Au niveau motorisation, Peugeot propose cinq versions essence, dont trois entièrement nouvelles, toutes dotées d’alimentation par injection mono ou multipoint, et deux motorisations diesel, dont une est suralimentée. Les breaks ne peuvent recevoir que les moteurs essence 1.6 l et 2 l, diesel 1.9 l et turbodiesel 1.9 l. Le moteur 1 360 cm3 (75 ch, injection multipoint) se différencie de la version précédente par une augmentation du couple dès les bas régimes et un abaissement du régime couple maxi de 600 tr/mn. Le moteur 1 580 cm3 90 ch injection monopoint adopte un nouveau système de dégazage du circuit de refroidissement qui permet d’éviter le mélange d’eau chaude et froide lors de la montée en température et de procurer un chauffage de l’habitacle plus rapide.

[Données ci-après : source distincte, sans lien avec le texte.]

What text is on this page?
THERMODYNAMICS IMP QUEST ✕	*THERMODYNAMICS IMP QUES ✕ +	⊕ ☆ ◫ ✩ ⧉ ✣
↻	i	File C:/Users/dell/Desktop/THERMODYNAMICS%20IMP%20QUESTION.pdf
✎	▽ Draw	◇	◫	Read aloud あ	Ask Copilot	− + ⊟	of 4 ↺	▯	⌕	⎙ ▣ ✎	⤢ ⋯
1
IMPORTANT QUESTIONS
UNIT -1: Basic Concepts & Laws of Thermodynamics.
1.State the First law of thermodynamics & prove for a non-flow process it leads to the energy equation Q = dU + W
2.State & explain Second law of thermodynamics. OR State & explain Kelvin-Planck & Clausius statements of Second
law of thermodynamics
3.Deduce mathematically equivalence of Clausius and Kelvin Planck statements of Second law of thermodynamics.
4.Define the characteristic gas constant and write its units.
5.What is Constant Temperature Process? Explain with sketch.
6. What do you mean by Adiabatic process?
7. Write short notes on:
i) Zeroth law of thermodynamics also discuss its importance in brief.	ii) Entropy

Ce système est également adopté par le moteur 1 762 cm3 103 ch injection multipoint. Le moteur 1 998 cm3 donne une puissance de 123 ch, 155 ch pour son autre version avec culasse à double arbre à cames en tête et quatre soupapes par cylindre et 200 ch pour la version T16 à transmission intégrale.

 

 

En diesel, le moteur 1 905 ch cm3 70 ch atmosphérique ne subit que peu de modifications tandis que le nouveau moteur de même cylindrée mais de 92 ch est suralimenté et équipé d’un refroidissement de l’air d’admission. Ce moteur à arbre à cames en tête, soupapes en ligne et turbocompresseur, dispose d’un système de pré-chauffage rapide de la chambre de combustion, comme tous les diesels, mais également en complément, d’un post-chauffage de cette chambre qui améliore la combustion à froid.

 

 

Pour le millésime 1995, les appellations GL, GLD, GR, GRD, GRDT, SR, Sri et SRDT sont remplacées par Sillage, Style et Signature. Après avoir atteint pratiquement les 2,5 millions d'exemplaires, la 405 laisse place à la 406 en octobre 1995, cependant les variantes break sont maintenues au catalogue encore une année, jusqu'à la sortie de la 406 break.